Last year, Hurricane Katrina was responsible for about 1,300 deaths and a preliminary estimate of more than $100 billion in damages. Combined, preliminary figures show that Hurricanes Dennis, Rita and Wilma claimed 166 lives, with more than $20 billion in damages. The drought in the Midwest, which lasted from spring to summer, destroyed more than $1 billion in corn and soybean crops throughout Arkansas, Illinois, Indiana, Missouri, Ohio and Wisconsin.
The NCDC list is available online at with graphics and links to more extensive reports on each event, beginning with the most recent.
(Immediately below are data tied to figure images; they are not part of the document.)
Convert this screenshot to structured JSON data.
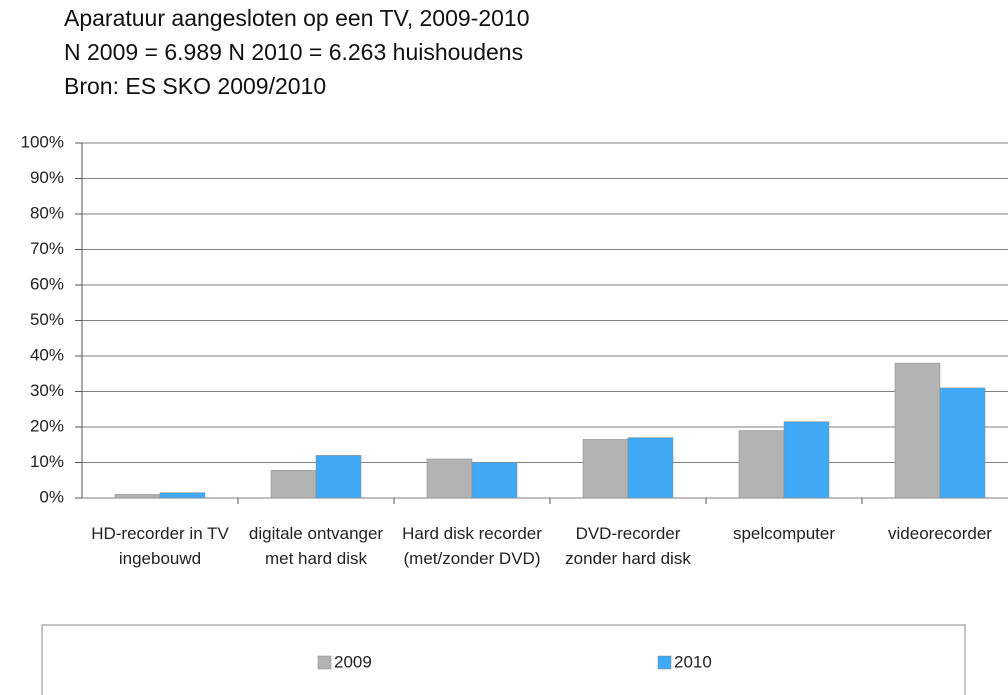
{
  "chart_data": {
    "type": "bar",
    "title": "Aparatuur aangesloten op een TV, 2009-2010",
    "subtitle": "N 2009 = 6.989 N 2010 = 6.263 huishoudens",
    "source": "Bron: ES SKO 2009/2010",
    "categories": [
      "HD-recorder in TV ingebouwd",
      "digitale ontvanger met hard disk",
      "Hard disk recorder (met/zonder DVD)",
      "DVD-recorder zonder hard disk",
      "spelcomputer",
      "videorecorder"
    ],
    "series": [
      {
        "name": "2009",
        "color": "#b3b3b3",
        "values": [
          1,
          7.8,
          11,
          16.5,
          19,
          38
        ]
      },
      {
        "name": "2010",
        "color": "#3fa9f5",
        "values": [
          1.5,
          12,
          10,
          17,
          21.5,
          31
        ]
      }
    ],
    "ylim": [
      0,
      100
    ],
    "yticks": [
      {
        "value": 0,
        "label": "0%"
      },
      {
        "value": 10,
        "label": "10%"
      },
      {
        "value": 20,
        "label": "20%"
      },
      {
        "value": 30,
        "label": "30%"
      },
      {
        "value": 40,
        "label": "40%"
      },
      {
        "value": 50,
        "label": "50%"
      },
      {
        "value": 60,
        "label": "60%"
      },
      {
        "value": 70,
        "label": "70%"
      },
      {
        "value": 80,
        "label": "80%"
      },
      {
        "value": 90,
        "label": "90%"
      },
      {
        "value": 100,
        "label": "100%"
      }
    ],
    "grid": true,
    "legend": "bottom"
  }
}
National Climatic Data Center is part of the NOAA Satellite and Information
Service. NOAA, an agency of the U.S.
Department of Commerce, is dedicated to enhancing economic security
and national safety through the prediction and research of weather and
climate-related events and providing environmental stewardship of the
nation's coastal and marine resources.